Treasury Secretary Defends IRS Amidst Funding Debate

Treasury Secretary Defends IRS Amidst Funding Debate

In a recent speech, Treasury Secretary Janet Yellen spoke out in defense of the Internal Revenue Service (IRS) in the face of ongoing threats to cut the agency’s funding by Republicans. Yellen emphasized that playing politics with IRS funding is unacceptable and that any reduction in funding would be damaging and irresponsible.

The funding allocated to the IRS has become a source of political controversy. Last year, the Democrats’ Inflation Reduction Act granted the agency an influx of $80 billion with the intention of cracking down on tax cheats and improving taxpayer service.

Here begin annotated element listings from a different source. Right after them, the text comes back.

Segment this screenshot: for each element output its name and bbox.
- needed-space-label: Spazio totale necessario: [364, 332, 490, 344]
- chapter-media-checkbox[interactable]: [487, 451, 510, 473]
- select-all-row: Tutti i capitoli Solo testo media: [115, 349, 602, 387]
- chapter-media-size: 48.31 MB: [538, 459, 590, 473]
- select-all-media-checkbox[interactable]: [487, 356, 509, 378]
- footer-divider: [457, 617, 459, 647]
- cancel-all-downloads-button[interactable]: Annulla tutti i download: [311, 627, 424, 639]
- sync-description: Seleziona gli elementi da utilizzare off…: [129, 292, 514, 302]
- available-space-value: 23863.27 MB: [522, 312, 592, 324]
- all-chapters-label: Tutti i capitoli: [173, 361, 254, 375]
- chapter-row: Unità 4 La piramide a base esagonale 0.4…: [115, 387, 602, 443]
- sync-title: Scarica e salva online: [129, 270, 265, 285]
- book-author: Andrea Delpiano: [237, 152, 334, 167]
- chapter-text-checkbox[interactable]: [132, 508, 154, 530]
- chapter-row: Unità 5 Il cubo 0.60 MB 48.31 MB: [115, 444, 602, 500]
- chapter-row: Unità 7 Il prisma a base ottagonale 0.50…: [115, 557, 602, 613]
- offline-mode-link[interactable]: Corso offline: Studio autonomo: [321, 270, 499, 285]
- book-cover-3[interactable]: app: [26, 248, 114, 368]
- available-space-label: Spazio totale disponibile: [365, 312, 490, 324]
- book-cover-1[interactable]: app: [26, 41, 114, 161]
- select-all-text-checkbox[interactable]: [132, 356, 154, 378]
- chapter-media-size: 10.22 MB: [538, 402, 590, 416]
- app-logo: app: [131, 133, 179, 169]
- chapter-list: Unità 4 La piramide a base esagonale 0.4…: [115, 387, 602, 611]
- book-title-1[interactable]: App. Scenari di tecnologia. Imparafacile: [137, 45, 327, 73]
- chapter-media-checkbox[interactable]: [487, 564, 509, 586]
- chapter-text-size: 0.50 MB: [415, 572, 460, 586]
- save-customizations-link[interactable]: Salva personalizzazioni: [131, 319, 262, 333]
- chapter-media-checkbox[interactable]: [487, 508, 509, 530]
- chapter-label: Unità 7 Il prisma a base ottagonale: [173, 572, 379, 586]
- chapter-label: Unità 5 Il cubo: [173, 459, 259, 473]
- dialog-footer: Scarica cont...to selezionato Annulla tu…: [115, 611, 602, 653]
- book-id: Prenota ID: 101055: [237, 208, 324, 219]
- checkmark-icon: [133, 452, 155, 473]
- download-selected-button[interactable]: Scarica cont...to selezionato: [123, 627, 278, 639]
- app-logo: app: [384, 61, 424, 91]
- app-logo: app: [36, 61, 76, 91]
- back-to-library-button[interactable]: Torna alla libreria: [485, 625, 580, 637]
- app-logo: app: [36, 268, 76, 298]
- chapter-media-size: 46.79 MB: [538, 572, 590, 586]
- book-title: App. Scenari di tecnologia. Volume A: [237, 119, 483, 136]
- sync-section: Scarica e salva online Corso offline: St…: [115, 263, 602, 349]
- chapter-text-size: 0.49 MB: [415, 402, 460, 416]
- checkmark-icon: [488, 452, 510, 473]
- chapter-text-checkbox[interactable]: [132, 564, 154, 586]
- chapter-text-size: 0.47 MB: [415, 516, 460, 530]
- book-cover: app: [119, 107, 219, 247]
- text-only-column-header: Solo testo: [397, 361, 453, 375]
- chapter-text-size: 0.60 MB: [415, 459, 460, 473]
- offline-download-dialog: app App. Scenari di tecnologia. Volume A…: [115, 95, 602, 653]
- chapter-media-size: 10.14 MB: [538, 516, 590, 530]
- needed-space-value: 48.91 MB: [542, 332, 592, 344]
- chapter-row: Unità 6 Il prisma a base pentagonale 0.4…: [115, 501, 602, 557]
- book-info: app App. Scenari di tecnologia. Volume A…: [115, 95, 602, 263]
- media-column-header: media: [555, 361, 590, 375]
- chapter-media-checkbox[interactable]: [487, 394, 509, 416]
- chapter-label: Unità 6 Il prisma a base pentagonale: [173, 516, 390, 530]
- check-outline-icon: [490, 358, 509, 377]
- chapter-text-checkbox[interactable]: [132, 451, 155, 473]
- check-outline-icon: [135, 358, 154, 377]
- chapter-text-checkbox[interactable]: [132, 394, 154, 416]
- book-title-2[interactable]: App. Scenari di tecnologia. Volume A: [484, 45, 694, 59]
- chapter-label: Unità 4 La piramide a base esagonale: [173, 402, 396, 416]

However, House Republicans recently voted to rescind $14.3 billion from the IRS to allocate emergency aid for Israel. It is unlikely that this bill will be brought up for a vote in the Democrat-controlled Senate. House Speaker Mike Johnson argues that the IRS cuts would offset spending for Israel, but independent budget experts counter this claim. They argue that diverting money away from the IRS’ enforcement actions would actually increase the deficit. In fact, the nonpartisan Congressional Budget Office predicts that cutting $14.3 billion from the IRS would result in a $26.8 billion reduction in tax revenue over the next decade.

Since gaining control of the House earlier this year, the House GOP has made several attempts to withdraw IRS funds. Some representatives have even called for the complete abolition of the IRS. Many Republicans argue that the IRS will use the money to target middle-class taxpayers and small business owners. However, the Biden administration has reassured taxpayers earning less than $400,000 a year that they will not face increased taxes as a result of the new funding.

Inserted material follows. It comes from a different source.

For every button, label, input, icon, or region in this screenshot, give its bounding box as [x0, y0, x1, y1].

Meanwhile, the Biden administration is keen to showcase how the new funding is improving IRS services and enforcement efforts. IRS Commissioner Danny Werfel stated that the agency has experienced a wave of improvements not seen in a generation. By hiring 5,000 new customer service representatives, the IRS was able to answer 3 million more calls and reduce phone wait times to just three minutes compared to the previous year. Additionally, increased enforcement efforts on millionaires have resulted in the collection of $160 million in back taxes.

Furthermore, the IRS has already fulfilled its goal of allowing taxpayers to respond to all IRS correspondence online, eliminating the need for certain forms to be sent via mail. This change is estimated to benefit over 94% of individual taxpayers. The IRS also has plans to digitize all paper-filed tax returns by 2025, which will significantly reduce processing times and expedite refunds.

Looking ahead, the IRS anticipates rolling out further improvements next year. For instance, the online tool “Where’s My Refund?” will provide taxpayers with more detailed information about the status of their refund, including whether the IRS requires additional information. The agency also plans to increase in-person tax filing support at Taxpayer Assistance Centers, with the goal of providing free tax preparation help to an additional 50,000 taxpayers in the upcoming filing season.

To reduce wait times, the IRS has implemented a call-back option for its main phone line when the expected wait time exceeds 15 minutes. Additionally, the agency is developing its own free tax filing program, known as Direct File, which will launch as a limited pilot program in 13 states next year.

As the debate over IRS funding continues, it is clear that the agency plays a vital role in ensuring fair tax collection and efficient taxpayer service. The new funding aims to strengthen these efforts and improve the overall experience for taxpayers.